Michèle CausseNée, sur les Causses du Lot, le 29 juillet 1936 à Martel, Michèle Causse vient de nous quitter, a annoncé la Coordination lesbienne en France. Elle a choisi elle-même de partir hier, 29 juillet, auprès de l'association Dignitas à Zurich et ses cendres seront ultérieurement dispersées dans le vieux cimetière de Montvalent, au-dessus de la Dordogne. Elle avait accepté de témoigner en faveur de la mort choisie dans une émission de la télévision suisse romande Temps présent qui sera diffusée à l'automne 2010 en Europe.

Monique Wittig fut sa première lectrice
Après avoir obtenu un diplôme de traductrice à l'Université de Paris (Sorbonne), Michèle Causse a enseigné brièvement en Tunisie, vécu dix ans à Rome où elle a étudié le chinois et écrit un essai sur la condition des caméristes-concubines-courtisanes dans les romans Ming (inédit). Rentrée en France, elle a écrit L'encontre dont Monique Wittig fut la première lectrice.

Elle a vécu pendant huit ans en Martinique et écrit, pour le compte du ministère des Droits des femmes, une étude sur la stratification ethno-sociale des femmes en Martinique, puis dans la même île, deux ouvrages, Lettres à Omphale, et (         ).

Elle a ensuite brièvement vécu à New York où elle a rencontré Djuna Barnes, Jill Johnston, Catherine Stimpson, Joan Nestlé, Kate Millett. En Floride, elle a séjourné pendant un an dans la communauté de Barbara Deming où elle a pu côtoyer Sonia Johnson (ex-candidate à la présidence des USA).

Puis elle a émigré au Canada où elle a publié quatre de ses principaux ouvrages. Rentrée en France, elle a publié Contre le sexage (Balland, 2003).

Une praticienne lesbienne politique de l'écriture
Michèle Causse a contribué à faire connaître la culture lesbienne mondiale en traduisant de l'anglais et de l'italien une trentaine de romans (Melville, Gertrude Stein, Djuna Barnes, Mary Daly, Silone, Pavese, Natalia Ginzburg, Alice Ceresa, Luigi Malerba, etc.).

Elle a été professeure invitée à Rome (chaire d'éducation des adultes), consultante à l'Unesco (département d'alphabétisation, où elle a utilisé la méthodologie créée par Alice Ceresa "l'Unité de bibliothèque"), professeure invitée à Montréal à l'Université Concordia.»
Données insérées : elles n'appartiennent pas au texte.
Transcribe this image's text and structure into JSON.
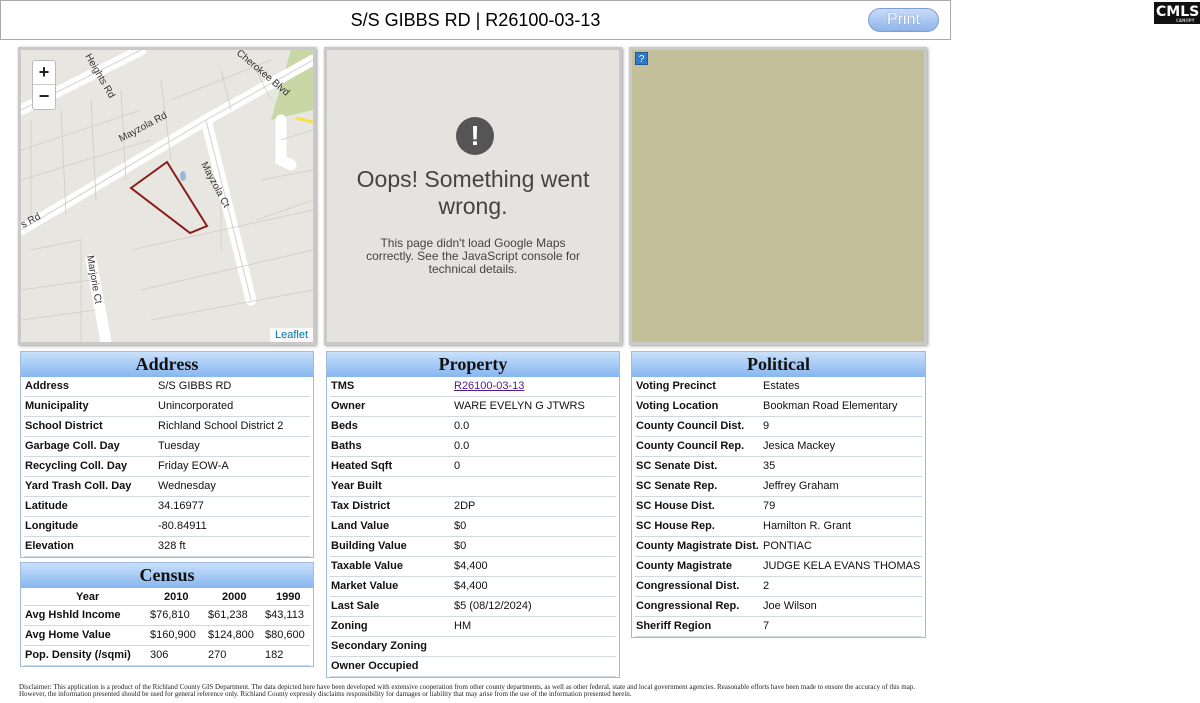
{
  "header": {
    "title": "S/S GIBBS RD | R26100-03-13",
    "print_label": "Print"
  },
  "logo": {
    "text": "CMLS",
    "sub": "CANOPY"
  },
  "map": {
    "zoom_in": "+",
    "zoom_out": "−",
    "attribution": "Leaflet",
    "streets": [
      "Heights Rd",
      "Cherokee Blvd",
      "Mayzola Rd",
      "Mayzola Ct",
      "Marjorie Ct",
      "s Rd"
    ]
  },
  "gmap": {
    "icon": "!",
    "title": "Oops! Something went wrong.",
    "message": "This page didn't load Google Maps correctly. See the JavaScript console for technical details."
  },
  "aerial": {
    "help": "?"
  },
  "address": {
    "title": "Address",
    "rows": [
      {
        "label": "Address",
        "value": "S/S GIBBS RD"
      },
      {
        "label": "Municipality",
        "value": "Unincorporated"
      },
      {
        "label": "School District",
        "value": "Richland School District 2"
      },
      {
        "label": "Garbage Coll. Day",
        "value": "Tuesday"
      },
      {
        "label": "Recycling Coll. Day",
        "value": "Friday EOW-A"
      },
      {
        "label": "Yard Trash Coll. Day",
        "value": "Wednesday"
      },
      {
        "label": "Latitude",
        "value": "34.16977"
      },
      {
        "label": "Longitude",
        "value": "-80.84911"
      },
      {
        "label": "Elevation",
        "value": "328 ft"
      }
    ]
  },
  "census": {
    "title": "Census",
    "headers": [
      "Year",
      "2010",
      "2000",
      "1990"
    ],
    "rows": [
      {
        "label": "Avg Hshld Income",
        "v2010": "$76,810",
        "v2000": "$61,238",
        "v1990": "$43,113"
      },
      {
        "label": "Avg Home Value",
        "v2010": "$160,900",
        "v2000": "$124,800",
        "v1990": "$80,600"
      },
      {
        "label": "Pop. Density (/sqmi)",
        "v2010": "306",
        "v2000": "270",
        "v1990": "182"
      }
    ]
  },
  "property": {
    "title": "Property",
    "rows": [
      {
        "label": "TMS",
        "value": "R26100-03-13"
      },
      {
        "label": "Owner",
        "value": "WARE EVELYN G JTWRS"
      },
      {
        "label": "Beds",
        "value": "0.0"
      },
      {
        "label": "Baths",
        "value": "0.0"
      },
      {
        "label": "Heated Sqft",
        "value": "0"
      },
      {
        "label": "Year Built",
        "value": ""
      },
      {
        "label": "Tax District",
        "value": "2DP"
      },
      {
        "label": "Land Value",
        "value": "$0"
      },
      {
        "label": "Building Value",
        "value": "$0"
      },
      {
        "label": "Taxable Value",
        "value": "$4,400"
      },
      {
        "label": "Market Value",
        "value": "$4,400"
      },
      {
        "label": "Last Sale",
        "value": "$5 (08/12/2024)"
      },
      {
        "label": "Zoning",
        "value": "HM"
      },
      {
        "label": "Secondary Zoning",
        "value": ""
      },
      {
        "label": "Owner Occupied",
        "value": ""
      }
    ]
  },
  "political": {
    "title": "Political",
    "rows": [
      {
        "label": "Voting Precinct",
        "value": "Estates"
      },
      {
        "label": "Voting Location",
        "value": "Bookman Road Elementary"
      },
      {
        "label": "County Council Dist.",
        "value": "9"
      },
      {
        "label": "County Council Rep.",
        "value": "Jesica Mackey"
      },
      {
        "label": "SC Senate Dist.",
        "value": "35"
      },
      {
        "label": "SC Senate Rep.",
        "value": "Jeffrey Graham"
      },
      {
        "label": "SC House Dist.",
        "value": "79"
      },
      {
        "label": "SC House Rep.",
        "value": "Hamilton R. Grant"
      },
      {
        "label": "County Magistrate Dist.",
        "value": "PONTIAC"
      },
      {
        "label": "County Magistrate",
        "value": "JUDGE KELA EVANS THOMAS"
      },
      {
        "label": "Congressional Dist.",
        "value": "2"
      },
      {
        "label": "Congressional Rep.",
        "value": "Joe Wilson"
      },
      {
        "label": "Sheriff Region",
        "value": "7"
      }
    ]
  },
  "disclaimer": "Disclaimer: This application is a product of the Richland County GIS Department. The data depicted here have been developed with extensive cooperation from other county departments, as well as other federal, state and local government agencies. Reasonable efforts have been made to ensure the accuracy of this map. However, the information presented should be used for general reference only. Richland County expressly disclaims responsibility for damages or liability that may arise from the use of the information presented herein."
}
Mais surtout en praticienne lesbienne politique de l'écriture, elle a écrit une œuvre prolifique, des essais, des fictions, des nouvelles et poèmes, où elle élabore une lecture et critique radicales du monde patriarcal ou phallogocentrisme:

«Comment mon texte peut-il entrer dans votre contexte?» demandent de plus en plus nombreuses certaines  «je» mauvais sujets. (...) nous c'est-à-dire cette pluralité de «je» radicales actives dans la négation du «on» (homme) qui nous régit et veut nous nier.»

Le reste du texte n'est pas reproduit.